Dominique Moceanu has come out on the other side in a most admirable fashion. She is a wife, mother, college graduate, coach, private instructor and best-selling author (her memoir entitled, “Off Balance”) who seemingly has found and made peace.

She is an older sister — of not one girl, Christina, but two. Jen Bricker (birthname Moceanu) was born the day after Dominique’s sixth birthday to a then poor and struggling family.
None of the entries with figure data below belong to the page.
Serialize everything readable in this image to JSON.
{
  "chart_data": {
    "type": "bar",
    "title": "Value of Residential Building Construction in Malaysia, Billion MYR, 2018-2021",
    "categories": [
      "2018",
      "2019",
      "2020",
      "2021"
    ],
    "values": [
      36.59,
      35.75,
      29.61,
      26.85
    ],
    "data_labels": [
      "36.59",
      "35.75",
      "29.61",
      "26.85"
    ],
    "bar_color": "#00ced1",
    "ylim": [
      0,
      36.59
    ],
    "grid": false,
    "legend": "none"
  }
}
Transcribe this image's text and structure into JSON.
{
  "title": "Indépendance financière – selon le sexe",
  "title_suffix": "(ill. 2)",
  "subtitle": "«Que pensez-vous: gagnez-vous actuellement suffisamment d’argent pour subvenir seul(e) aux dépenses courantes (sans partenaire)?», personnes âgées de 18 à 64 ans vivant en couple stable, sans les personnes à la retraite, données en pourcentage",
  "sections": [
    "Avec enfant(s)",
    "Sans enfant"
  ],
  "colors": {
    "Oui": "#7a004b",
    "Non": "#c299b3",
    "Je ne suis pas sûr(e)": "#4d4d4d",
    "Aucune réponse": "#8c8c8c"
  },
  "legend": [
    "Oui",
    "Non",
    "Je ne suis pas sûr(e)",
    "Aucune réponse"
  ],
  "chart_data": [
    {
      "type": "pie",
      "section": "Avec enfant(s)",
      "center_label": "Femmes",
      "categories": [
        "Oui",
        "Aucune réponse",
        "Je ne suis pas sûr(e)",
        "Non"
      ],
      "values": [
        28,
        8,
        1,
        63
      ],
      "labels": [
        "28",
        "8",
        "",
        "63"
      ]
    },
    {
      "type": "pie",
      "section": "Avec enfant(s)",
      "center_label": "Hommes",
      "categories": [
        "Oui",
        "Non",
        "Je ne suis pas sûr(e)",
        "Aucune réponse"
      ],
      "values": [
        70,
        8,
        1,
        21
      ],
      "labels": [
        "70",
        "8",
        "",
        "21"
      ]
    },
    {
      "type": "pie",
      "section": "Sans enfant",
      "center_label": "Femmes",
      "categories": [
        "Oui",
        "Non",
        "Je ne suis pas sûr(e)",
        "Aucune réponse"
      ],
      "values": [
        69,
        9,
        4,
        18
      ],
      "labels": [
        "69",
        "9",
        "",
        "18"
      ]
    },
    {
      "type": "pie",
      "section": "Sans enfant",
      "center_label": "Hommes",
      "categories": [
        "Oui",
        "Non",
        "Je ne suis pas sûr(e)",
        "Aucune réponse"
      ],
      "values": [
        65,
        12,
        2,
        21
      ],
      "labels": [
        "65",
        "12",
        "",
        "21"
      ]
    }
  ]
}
When doctors advised her parents that the baby would require expensive medical care, they decided to give her up for adoption.

Two weeks before giving birth to her first child Dominique received a package containing a letter and photographs of a young woman who was the spitting image of Christina. The twenty-year- old woman, Bricker, had been adopted and had recently learned her birth name.

Confronting her parents, the story was confirmed. A bombshell. And Bricker told a stunned Dominique, “…oh by the way, I have no legs. But people forget that within minutes of meeting me.”

WOW!!!

The women have developed a friendship and a bond which define sisterhood.

Bricker herself is an athlete — an acrobat and aerialist — having competed in the Junior Olympics, but there are other notable similarities, some striking actually.

“The tones in our voices, our handwriting, the way we laugh and chuckle… It’s mind-blowing,” Dominique Moceanu marveled with awe.

Equally astounding is that Bricker idolized Moceanu long before she knew they were sisters.

You gotta give some to get some. Dominique Moceanu gave plenty and understands plenty.

She’s 35.

Now she is most deservedly getting back.